Managing training and tuning with the controller notebook
In the following episodes, we will use the Vertex AI Python
SDK (google-cloud-aiplatform) from this notebook
to submit compute-heavy tasks on more powerful machines. Examples
include:
- Training a model on a GPU-backed instance.
- Running hyperparameter tuning jobs managed by Vertex AI.
This pattern keeps costs low by running your notebook on a modest VM while only incurring charges for larger resources when they are actively in use.
Challenge: Notebook Roles
Your university provides different compute options: laptops, on-prem HPC, and GCP.

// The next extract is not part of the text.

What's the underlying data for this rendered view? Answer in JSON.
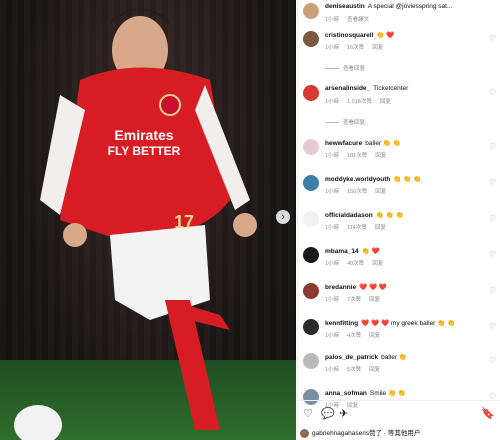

- What role does a Workbench Instance notebook play
compared to an HPC login node or a laptop-based JupyterLab?
- Which tasks should stay in the notebook (lightweight control, visualization) versus being launched to larger cloud resources?
The notebook serves as a lightweight control plane.
- Like an HPC login node, it is not meant for heavy computation.
- Suitable for small preprocessing, visualization, and orchestrating
jobs.
- Resource-intensive tasks (training, tuning, batch jobs) should be
submitted to scalable cloud resources (GPU/large VM instances) via the
Vertex AI SDK.
Load pre-filled Jupyter notebooks
Once your newly created instance shows as
Active (green checkmark), click Open
JupyterLab to open the instance in Jupyter Lab. From there, we
can create as many Jupyter notebooks as we would like within the
instance environment.
We will then select the standard python3 environment to start our first .ipynb notebook (Jupyter notebook). We can use this environment since we aren’t doing any training/tuning just yet.
Within the Jupyter notebook, run the following command to clone the lesson repo into our Jupyter environment:
Then, navigate to
/Intro_GCP_for_ML/notebooks/04-Accessing-and-managing-data.ipynb
to begin the first notebook.
- Use a small Workbench Instance notebook as a controller to manage
larger, resource-intensive tasks.
- Always navigate to the “Instances” tab in Workbench, since older
notebook types are deprecated.
- Choose the same region for your Workbench Instance and storage
bucket to avoid extra transfer costs.
- Submit training and tuning jobs to scalable instances using the
Vertex AI SDK.
- Labels help track costs effectively, especially in shared or
multi-project environments.
- Workbench Instances come with JupyterLab 3 and GPU frameworks
preinstalled, making them an easy entry point for ML workflows.
- Enable idle auto-stop to avoid unexpected charges when notebooks are left running.